Einsatz für friedliches Miteinander


Doris Rüger (von links) und Ralf Krause, die neuen Schiedspersonen der Stadt Lengerich, übernehmen dieses Ehrenamt von Rosemarie Wittler und Hartmut Grotholtmann. Foto:
Doris Rüger (von links) und Ralf Krause, die neuen Schiedspersonen der Stadt Lengerich, übernehmen dieses Ehrenamt von Rosemarie Wittler und Hartmut Grotholtmann. Foto:
(Ulla Wolanewitz)


Lengerich - „Zuhören können ist ganz wichtig. Und Ruhe bewahren“, so umschreibt Hartmut Grotholtmann sein Ehrenamt als Schiedsmann. Vor neun Jahren übernahm er dieses Amt als Nachfolger von Anneliese Altevogt, um sich ein bisschen ehrenamtlich für seine Stadt zu engagieren. Ahnungslos, dass es sich fast zu einem Halbtagsjob entwickelte.

Schuld daran war die neue zivile Prozessordnung von 2000, die besagte, dass die Schiedsstelle als obligatorische Institution und Gütestelle bis zu einem Streitwert von 600 Euro vorgeschaltet werden müsse. Dieses Gesetz wurde mittlerweile wieder abgeändert.
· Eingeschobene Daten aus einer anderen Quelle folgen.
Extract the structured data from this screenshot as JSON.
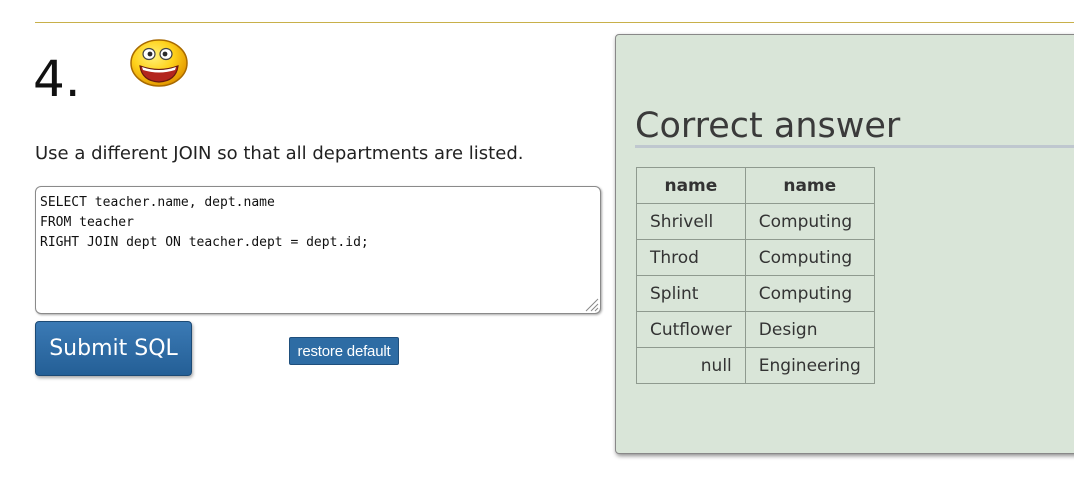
{
  "question": {
    "number": "4.",
    "text": "Use a different JOIN so that all departments are listed."
  },
  "sql_editor": {
    "value": "SELECT teacher.name, dept.name\nFROM teacher\nRIGHT JOIN dept ON teacher.dept = dept.id;"
  },
  "buttons": {
    "submit_label": "Submit SQL",
    "restore_label": "restore default"
  },
  "answer": {
    "title": "Correct answer",
    "headers": [
      "name",
      "name"
    ],
    "rows": [
      [
        "Shrivell",
        "Computing"
      ],
      [
        "Throd",
        "Computing"
      ],
      [
        "Splint",
        "Computing"
      ],
      [
        "Cutflower",
        "Design"
      ],
      [
        "null",
        "Engineering"
      ]
    ]
  },
  "icons": {
    "smiley": "smiley-face-icon",
    "grip": "resize-grip-icon"
  },
  "colors": {
    "accent_button": "#2e6ca4",
    "answer_panel_bg": "#d9e5d8",
    "top_rule": "#c8b04a"
  }
}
„Gott sei Dank“, findet Hartmut Grotholtmann, keineswegs, um sich zu beklagen. Allerdings macht er den Mehraufwand durch Fakten deutlich: „Meine Vorgängerin hatte es in sechs Jahren mit fünf Fällen zu tun. Wir dagegen mit 40 Fällen in einem halben Jahr.“

Wir - das sind er und seine Stellvertreterin Rosemarie Wittler - mit der er so manches Mal auf vermeintlich stürmischer See die Wogen glättete. „Die Menschen brauchen oft nur einen Ansprechpartner, eine Mittelsperson, die ihre Probleme ernst nimmt und Lösungen anbietet“, so die Erfahrung von Rosemarie Wittler. Beide verschweigen nicht, dass es in einem Großteil der Schlichtungsfälle um Nachbarschaftsstreitigkeiten ging. Grund der Ärgernisse: Überhängende Äste, herabfallendes Laub, zu hohe Hecken.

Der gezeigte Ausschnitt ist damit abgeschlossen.